À l’avenir, les décideurs et les universitaires doivent répondre à trois questions fondamentales:

  1. Quelles sont les conditions nécessaires pour que l’assurance reste financièrement viable tout en offrant une large couverture?
  2. Quel rôle les gouvernements devraient-ils jouer pour combler les lacunes de protection les plus graves?
  3. Comment la prévention peut-elle être mieux intégrée dans les modèles d’assurance et l’élaboration des politiques publiques pour réduire le risque global?

La résolution de ces défis nécessitera une nouvelle réflexion et une action politique audacieuse. Le coût de l’inaction est trop élevé.

Références

Eickmeier, S, Q Josefine et S yves (2024), «Effets macroéconomiques et financiers larges et larges des catastrophes naturelles», Voxeu.org, 26 mai.

ECB – Banque centrale européenne (2024), «L’écart de protection contre l’assurance climatique».

Gagliardi, N, P Stéphanie et un Sánchez Pedro (2022), «L’impact fiscal des événements météorologiques extrêmes: première preuve pour les pays de l’UE», Voxeu.org, 23 décembre.

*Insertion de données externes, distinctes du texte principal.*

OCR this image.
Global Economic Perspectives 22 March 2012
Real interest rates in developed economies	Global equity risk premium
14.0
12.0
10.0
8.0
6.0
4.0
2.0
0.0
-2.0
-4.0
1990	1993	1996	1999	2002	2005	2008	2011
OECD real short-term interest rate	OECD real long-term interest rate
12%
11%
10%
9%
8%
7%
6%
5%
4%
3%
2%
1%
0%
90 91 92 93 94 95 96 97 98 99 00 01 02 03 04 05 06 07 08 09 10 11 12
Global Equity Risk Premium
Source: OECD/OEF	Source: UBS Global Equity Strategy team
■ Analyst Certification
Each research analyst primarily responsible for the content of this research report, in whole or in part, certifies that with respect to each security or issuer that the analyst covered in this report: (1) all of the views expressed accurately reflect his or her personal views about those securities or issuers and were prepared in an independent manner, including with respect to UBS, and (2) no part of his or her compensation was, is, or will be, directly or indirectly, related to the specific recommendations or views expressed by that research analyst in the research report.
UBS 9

Grislain-Lerarémy, C, B Villeneuve et M Yeterian (2024), «Ne pariez pas à la ferme sur les subventions à l’assurance-récolte: une analyse des effets du traitement marginal des fermes françaises», Banque de France Paper de travail n ° 956.

Munich Re (2025), «Le changement climatique montre ses griffes: le monde devient plus chaud, entraînant de graves ouragans, orages et inondations».

Nshakira-Rukundo, E, JW Kamau et H Baumüller (2021), «Déterminants de l’adoption et des stratégies pour améliorer l’assurance agricole en Afrique: une revue», Économie de l’environnement et du développement 26 (5-6): 605-631.

Suisse Re (2023), «Quelle est la taille de l’écart de protection contre les catastrophes naturelles où vous êtes?».

Vives, X, H Hong, M Kacperczyk et P Bolton (2021), «Resilience of the Financial System to Natural Catasters», Voxeu.org, 25 mai.